Merkmale des gemeinen Bibären

  1. Laborzucht verursachte eine Bisexualität der Bären.
  2. Sie besitzen weiblliche und männliche Geschlechtsmerkmale, wie z.B. einen langen, flachen Schwanz und eine voll funktionsfähige Brust zum Stillen der Säuglinge.
  3. Gewisse Abnormitäten: Vorstehende Zähne, Augen am Kopf und eine behaarte Nase im Bereich des Gesäßmuskels.
  4. Bereits verdaute Nahrung wird durch einen zweiten Magen geleitet und mithilfe der so genannten Rektalreduktion "rückverdaut", um in seinem Originalzustand wieder ausgeschieden zu werden.
  5. Durch jahrzentelange Kreuzung ist es den Wissenschaftlern gelungen, den Bibären flugfähig zu machen. (Im Winter vollführen sie nicht mehr, wie gewohnt, ihren Winterschlaf, sondern fliegen auf die Malediven.)
  6. Sie atmen.
  7. Sie haben eine Gehirnwindung mehr als der Mensch. Damit sind sie in der Lage 5 Minuten lang "Am Brunnen vor dem Tore" zu rülpsen.
  8. ein Drüsensekret des Bibären ist in der Lage, eigenständig zu singen. Bei jedem Schweißausbruch hört man daher für 2 Minuten den Titel "Don't let go" von Mr. Bär Rubärus, bis die in dem Sekret enthaltene Substanz abstirbt und mit einem lauten Furz(auch Analhuster) platzt.

Dezentral gelinkter Hirnlapsus

Durch eine seltene Krankheit, welche sich als Abnormität des Züchters herausstellte, ist es einem Bibären naturell nicht möglich, komplexeren Gedankengängen nachzugehen. Wie schon der russische Bärenforscher General Michaelow Flunskin in den 60er Jahren bewies, ist dies eine bei Bären sehr weit verbreitete Abnormität, welche in der Fachsprache auch als "dezentral gelinkter Hirnlapsus" bezeichnet wird. Durch die während der Laborzucht verunglückten Versuche des Bärenklonmeisters Obi Wan Bärnobi verschlimmerte sich dieser Hirnlapsus, und der Bibär war geboren.

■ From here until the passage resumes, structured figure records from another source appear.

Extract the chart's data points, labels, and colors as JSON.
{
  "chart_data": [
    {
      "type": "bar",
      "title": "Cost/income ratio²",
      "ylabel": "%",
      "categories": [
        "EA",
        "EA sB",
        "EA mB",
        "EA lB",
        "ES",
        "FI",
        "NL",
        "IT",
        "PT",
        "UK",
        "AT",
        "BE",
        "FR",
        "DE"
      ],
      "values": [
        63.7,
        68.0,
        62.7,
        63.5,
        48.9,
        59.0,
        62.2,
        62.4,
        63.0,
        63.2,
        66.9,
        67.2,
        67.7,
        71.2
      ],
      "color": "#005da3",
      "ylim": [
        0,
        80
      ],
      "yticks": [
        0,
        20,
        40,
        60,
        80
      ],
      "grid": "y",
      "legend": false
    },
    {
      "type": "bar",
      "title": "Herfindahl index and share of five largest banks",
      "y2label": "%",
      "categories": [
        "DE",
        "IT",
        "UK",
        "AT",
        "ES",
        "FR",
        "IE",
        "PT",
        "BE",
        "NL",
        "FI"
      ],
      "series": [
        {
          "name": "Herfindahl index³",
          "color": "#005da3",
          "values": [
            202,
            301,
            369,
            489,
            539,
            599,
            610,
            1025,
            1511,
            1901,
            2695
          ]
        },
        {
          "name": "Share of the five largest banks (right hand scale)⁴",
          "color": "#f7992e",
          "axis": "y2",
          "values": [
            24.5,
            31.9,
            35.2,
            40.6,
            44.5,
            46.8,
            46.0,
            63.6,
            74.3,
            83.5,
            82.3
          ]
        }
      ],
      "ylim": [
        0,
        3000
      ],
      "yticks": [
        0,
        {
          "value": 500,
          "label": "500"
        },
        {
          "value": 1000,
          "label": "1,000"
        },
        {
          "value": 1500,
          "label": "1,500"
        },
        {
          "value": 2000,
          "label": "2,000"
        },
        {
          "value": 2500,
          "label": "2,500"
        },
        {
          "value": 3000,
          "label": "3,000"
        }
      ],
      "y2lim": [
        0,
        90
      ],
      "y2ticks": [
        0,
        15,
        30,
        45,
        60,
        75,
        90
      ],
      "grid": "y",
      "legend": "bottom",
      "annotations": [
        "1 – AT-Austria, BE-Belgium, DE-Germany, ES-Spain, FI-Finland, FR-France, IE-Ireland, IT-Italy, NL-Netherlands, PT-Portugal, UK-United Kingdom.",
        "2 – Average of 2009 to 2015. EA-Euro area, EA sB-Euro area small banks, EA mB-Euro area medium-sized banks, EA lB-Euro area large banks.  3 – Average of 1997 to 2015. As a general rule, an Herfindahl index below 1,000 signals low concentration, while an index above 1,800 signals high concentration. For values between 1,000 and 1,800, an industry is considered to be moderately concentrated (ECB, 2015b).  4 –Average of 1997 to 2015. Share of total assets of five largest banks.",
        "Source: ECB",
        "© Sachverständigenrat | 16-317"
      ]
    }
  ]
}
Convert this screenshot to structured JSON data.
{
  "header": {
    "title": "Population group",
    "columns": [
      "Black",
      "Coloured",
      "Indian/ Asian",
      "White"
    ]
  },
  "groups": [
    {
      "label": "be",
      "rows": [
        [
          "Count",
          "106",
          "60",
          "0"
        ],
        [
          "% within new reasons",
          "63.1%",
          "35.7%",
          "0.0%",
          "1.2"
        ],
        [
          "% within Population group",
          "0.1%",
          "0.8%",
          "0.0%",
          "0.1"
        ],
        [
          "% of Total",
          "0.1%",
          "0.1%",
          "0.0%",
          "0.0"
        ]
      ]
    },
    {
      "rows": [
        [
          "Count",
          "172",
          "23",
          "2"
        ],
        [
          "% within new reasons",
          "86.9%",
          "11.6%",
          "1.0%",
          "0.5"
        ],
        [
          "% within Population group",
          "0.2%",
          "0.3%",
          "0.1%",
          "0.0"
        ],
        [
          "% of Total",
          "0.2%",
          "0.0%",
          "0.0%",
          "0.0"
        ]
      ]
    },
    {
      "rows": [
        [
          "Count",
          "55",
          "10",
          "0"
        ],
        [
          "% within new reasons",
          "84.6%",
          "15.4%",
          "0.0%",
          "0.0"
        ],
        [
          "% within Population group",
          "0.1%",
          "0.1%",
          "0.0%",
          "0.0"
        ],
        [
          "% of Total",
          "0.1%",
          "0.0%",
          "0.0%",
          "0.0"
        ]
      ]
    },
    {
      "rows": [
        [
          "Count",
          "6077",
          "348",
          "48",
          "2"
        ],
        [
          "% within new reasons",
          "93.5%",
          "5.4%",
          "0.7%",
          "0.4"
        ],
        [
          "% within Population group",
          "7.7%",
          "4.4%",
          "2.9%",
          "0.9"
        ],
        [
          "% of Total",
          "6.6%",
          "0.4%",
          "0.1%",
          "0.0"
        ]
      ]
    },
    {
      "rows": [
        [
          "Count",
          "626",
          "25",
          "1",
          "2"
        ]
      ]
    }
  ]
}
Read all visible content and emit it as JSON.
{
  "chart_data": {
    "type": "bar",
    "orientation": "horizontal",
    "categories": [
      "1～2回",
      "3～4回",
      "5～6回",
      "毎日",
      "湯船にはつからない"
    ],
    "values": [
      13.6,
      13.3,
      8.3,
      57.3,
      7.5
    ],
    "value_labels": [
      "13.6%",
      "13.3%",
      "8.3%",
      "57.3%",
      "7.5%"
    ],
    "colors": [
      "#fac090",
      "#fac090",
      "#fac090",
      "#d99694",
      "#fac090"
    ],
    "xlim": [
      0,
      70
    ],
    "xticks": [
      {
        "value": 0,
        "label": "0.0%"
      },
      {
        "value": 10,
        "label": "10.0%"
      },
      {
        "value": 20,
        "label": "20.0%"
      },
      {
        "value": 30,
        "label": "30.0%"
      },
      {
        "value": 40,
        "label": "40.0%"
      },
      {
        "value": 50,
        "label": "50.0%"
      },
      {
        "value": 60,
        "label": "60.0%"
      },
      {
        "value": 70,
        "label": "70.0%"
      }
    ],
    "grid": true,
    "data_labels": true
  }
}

Bei einem dezentral gelinkten Hirnlapsus sind linke und rechte Gehirnhälfte nicht in der Mitte miteinander verbunden, sondern durch eine fragile Zellverbindung am linken äußeren Rand des hinteren Hirnlappens. Dadurch kommt es zu einer rezessiven Konvergenz, welche sich wiederum in spastischen Anfällen ausdrückt. Die hierbei bestehende Verbindung zwischen den beiden Gehirnhälften ist so instabil, das die kleinste Hirnerschütterung die Verbindung unterbrechen würde.